All clients poll every x seconds to check for new messages.
It is obvious that this approach consumes many resources, and I was wondering if there is a "cheaper" way of doing that.
I use the same approach for "presence": checking who is on.
Without using a browser plugin/extension like flash or java applet, browser is essentially a one way communication tool. The request has to be initiated by the browser to fetch data. You cannot 'push' data to the browser.
Many web app using Ajax polling method to simulate a server 'push'. The trick is to balance the frequency/data size with the bandwidth and server resources.
I just did a simple observation for gmail. It does a HttpPost polling every 5 seconds. If there's no 'state' change, the response data size is only a few bytes (not including the http headers). Of course google have huge server resources and bandwidth, that's why I mention: finding a good balance.
That is "Improving user experience vs Server resource". You might need to come out with a creative way of polling strategy, instead of a straightforward polling every x seconds.
E.g. If no activity from party A, poll every 3 seconds. While party A is typing, poll every 5 seconds. This is just a illustraton, you can play around with the numbers, or come out with a more efficient one.
Lastly, the data exchange. The challenge is to find a way to pass minimum data sizes to convey the same info.
my 2 cents :)
For something like a real-time chat app, I'd recommend a distributed cache with a SQL backing. I happen to like memcached with the Enyim .NET provider, so I'd do something like the following:
User posts message
System writes message to database
System writes message to cache
All users poll cache periodically for new messages
The database backing allows you to preload the cache in the event the cache is cleared or the application restarts, but the functional bits rely on in-memory cache, rather than polling the database.
If you are using SQL Server 2005 you can look at Notification Services. Granted this would lock you into SQL 2005 as Notification Services was removed in SQL 2008 it was designed to allow the SQL Server to notify client applications of changes to the database.

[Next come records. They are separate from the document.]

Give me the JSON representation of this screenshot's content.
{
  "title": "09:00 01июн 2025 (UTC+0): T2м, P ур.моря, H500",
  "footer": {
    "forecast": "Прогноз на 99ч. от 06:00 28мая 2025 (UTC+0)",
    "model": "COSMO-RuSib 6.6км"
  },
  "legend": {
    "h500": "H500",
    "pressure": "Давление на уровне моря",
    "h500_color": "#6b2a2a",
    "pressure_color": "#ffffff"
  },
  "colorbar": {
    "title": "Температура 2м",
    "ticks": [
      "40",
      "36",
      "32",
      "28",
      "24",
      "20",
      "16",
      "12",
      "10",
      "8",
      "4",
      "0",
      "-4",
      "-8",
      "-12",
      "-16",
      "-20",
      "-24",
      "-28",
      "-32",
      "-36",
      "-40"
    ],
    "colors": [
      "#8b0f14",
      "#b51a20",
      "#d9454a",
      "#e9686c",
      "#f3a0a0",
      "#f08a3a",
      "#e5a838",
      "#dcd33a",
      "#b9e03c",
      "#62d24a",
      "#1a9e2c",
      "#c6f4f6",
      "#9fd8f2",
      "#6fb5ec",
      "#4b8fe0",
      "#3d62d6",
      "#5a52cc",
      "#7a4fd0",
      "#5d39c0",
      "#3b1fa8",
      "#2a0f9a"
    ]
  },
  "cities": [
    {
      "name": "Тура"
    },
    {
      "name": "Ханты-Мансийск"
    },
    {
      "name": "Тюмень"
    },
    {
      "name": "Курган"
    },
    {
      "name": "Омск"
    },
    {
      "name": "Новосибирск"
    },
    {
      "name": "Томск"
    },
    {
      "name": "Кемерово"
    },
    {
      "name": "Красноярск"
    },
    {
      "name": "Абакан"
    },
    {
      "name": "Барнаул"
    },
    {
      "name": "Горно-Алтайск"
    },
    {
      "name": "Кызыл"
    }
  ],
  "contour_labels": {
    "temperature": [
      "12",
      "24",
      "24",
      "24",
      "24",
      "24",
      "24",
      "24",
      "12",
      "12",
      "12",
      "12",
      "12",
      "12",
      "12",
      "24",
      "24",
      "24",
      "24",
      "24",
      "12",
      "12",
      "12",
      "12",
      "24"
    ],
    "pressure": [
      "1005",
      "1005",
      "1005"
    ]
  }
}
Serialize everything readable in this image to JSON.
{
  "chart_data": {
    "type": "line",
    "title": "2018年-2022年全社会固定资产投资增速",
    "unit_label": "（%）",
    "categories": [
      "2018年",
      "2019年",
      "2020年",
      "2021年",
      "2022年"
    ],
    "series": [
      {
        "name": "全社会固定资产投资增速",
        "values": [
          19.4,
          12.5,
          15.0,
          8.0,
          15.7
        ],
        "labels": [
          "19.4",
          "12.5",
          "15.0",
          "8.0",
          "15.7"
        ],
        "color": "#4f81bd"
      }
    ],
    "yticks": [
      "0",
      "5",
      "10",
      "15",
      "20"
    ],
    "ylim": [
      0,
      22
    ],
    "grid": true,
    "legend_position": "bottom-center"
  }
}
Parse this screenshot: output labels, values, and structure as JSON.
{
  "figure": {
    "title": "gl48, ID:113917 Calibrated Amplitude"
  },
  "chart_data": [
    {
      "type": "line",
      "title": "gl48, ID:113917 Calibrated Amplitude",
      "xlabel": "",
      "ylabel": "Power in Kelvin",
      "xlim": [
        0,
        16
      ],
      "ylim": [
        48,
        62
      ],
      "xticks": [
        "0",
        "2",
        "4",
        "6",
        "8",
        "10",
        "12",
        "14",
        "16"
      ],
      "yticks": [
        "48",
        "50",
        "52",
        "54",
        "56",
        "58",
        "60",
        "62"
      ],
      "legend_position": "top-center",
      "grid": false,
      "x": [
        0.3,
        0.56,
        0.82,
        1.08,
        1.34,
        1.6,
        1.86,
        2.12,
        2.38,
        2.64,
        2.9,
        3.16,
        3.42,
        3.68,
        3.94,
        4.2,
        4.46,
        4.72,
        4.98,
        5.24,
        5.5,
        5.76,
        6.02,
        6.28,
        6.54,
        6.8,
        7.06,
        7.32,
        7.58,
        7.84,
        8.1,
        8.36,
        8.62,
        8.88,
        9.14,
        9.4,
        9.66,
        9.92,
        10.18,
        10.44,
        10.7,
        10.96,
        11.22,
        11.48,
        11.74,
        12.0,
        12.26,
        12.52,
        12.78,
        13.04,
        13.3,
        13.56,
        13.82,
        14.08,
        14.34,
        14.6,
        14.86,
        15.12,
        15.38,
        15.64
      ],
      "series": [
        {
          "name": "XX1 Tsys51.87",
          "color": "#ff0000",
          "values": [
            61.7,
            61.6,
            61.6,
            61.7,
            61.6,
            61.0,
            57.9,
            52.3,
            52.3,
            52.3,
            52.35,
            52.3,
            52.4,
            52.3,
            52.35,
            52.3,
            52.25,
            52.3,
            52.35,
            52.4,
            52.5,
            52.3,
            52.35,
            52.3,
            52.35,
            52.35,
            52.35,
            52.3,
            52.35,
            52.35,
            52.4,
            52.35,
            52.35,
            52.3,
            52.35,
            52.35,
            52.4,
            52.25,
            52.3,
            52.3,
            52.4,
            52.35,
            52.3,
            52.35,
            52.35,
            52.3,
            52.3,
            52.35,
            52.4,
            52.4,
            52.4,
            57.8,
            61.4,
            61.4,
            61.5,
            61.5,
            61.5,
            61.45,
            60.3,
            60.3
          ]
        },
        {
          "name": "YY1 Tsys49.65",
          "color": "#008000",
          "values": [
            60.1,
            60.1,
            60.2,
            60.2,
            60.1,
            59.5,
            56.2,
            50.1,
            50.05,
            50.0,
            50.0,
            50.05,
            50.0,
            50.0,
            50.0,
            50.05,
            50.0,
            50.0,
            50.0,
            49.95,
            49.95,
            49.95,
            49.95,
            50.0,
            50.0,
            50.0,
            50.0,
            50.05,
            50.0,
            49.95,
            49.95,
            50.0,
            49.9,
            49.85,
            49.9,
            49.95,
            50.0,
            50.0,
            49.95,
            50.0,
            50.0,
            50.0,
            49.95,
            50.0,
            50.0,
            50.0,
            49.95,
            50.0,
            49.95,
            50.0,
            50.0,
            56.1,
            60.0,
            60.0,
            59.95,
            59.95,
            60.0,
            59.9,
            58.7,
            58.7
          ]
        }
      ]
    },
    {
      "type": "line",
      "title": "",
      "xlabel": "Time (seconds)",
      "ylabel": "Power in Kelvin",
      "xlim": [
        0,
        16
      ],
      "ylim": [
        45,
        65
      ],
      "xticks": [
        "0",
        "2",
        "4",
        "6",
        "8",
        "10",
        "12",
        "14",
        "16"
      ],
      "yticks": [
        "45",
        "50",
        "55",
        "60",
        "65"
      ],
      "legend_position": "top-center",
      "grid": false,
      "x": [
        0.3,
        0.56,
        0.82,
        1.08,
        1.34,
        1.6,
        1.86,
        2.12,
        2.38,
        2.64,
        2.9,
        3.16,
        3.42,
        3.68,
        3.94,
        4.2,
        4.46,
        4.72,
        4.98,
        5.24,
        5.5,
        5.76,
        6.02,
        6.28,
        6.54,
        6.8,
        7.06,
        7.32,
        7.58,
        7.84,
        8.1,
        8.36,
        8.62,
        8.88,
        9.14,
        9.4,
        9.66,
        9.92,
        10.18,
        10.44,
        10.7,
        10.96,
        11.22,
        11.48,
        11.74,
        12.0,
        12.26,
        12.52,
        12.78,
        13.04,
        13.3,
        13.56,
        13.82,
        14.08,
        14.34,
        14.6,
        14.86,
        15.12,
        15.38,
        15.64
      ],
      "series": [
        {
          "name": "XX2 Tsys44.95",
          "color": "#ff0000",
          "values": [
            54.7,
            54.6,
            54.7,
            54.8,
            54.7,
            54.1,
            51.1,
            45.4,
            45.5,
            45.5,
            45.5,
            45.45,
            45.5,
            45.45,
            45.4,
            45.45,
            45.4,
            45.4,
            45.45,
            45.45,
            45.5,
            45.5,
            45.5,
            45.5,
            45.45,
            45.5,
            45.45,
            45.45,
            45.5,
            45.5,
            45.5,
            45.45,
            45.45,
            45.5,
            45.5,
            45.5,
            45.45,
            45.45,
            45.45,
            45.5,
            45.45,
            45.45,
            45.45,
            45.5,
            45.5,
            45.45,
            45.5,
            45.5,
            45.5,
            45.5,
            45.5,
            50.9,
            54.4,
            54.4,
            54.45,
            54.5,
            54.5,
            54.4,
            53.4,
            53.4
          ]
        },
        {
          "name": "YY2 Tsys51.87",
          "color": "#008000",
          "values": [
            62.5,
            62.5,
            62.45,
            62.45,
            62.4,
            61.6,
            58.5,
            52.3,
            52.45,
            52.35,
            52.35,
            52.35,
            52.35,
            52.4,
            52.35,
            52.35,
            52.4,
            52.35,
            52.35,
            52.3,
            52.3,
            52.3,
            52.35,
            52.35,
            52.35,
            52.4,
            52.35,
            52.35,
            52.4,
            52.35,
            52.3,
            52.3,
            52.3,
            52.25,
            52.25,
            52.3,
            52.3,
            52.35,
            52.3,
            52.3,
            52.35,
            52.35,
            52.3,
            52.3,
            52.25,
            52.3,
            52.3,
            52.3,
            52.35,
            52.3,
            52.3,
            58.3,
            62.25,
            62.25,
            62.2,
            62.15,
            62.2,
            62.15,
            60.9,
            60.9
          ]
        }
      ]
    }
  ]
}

If you want something a little more scalable, you can put a couple of bit flags on the Users record. When a message for the user comes in change the bit for new messages to true. When you read the messages change it to 0. Same for when people sign on and off. That way you are reading a very small field that has a damn good chance of already being in cache.
Do the workflow would be ready the bit. If it's 1 then go get the messages from the message table. If it's 0 do nothing.
In ASP.NET 4.0 you can use the Observer Pattern with JavaScript Objects and Arrays ie: AJAX JSON calls with jQuery and or PageMethods.
You are going to always have to hit the database to do analysis on whether there is any data to return or not. The trick will be on making those calls small and only return data when needed.
There are two related solutions built-in to SQL Server 2005 and still available in SQL Server 2008:
1) Service Broker, which allows subscribers to post reads on queues (the RECEIVE command with WAIT..). In your case you would want to send your message through the database by using Service Broker Services fronting these Queues, which could then be picked up by the waiting clients. There's no polling, the waiting clients just get activated when a message is received.
2) Query Notifications, which allow a subscriber to define a Query, and the receive notifications when the dataset that would result from executing that query would change. Built on Service Broker, Query Notifications are somewhat easier to use, but may also be somewhat less efficient. (Not that Query Notifications and their siblings, Event Notifications are frequently mistaken for Notification Services (NS), which causes concern because NS is decommitted in 2008, however, Query & Event Notifications are still fully available and even enhanced in SQL Server 2008).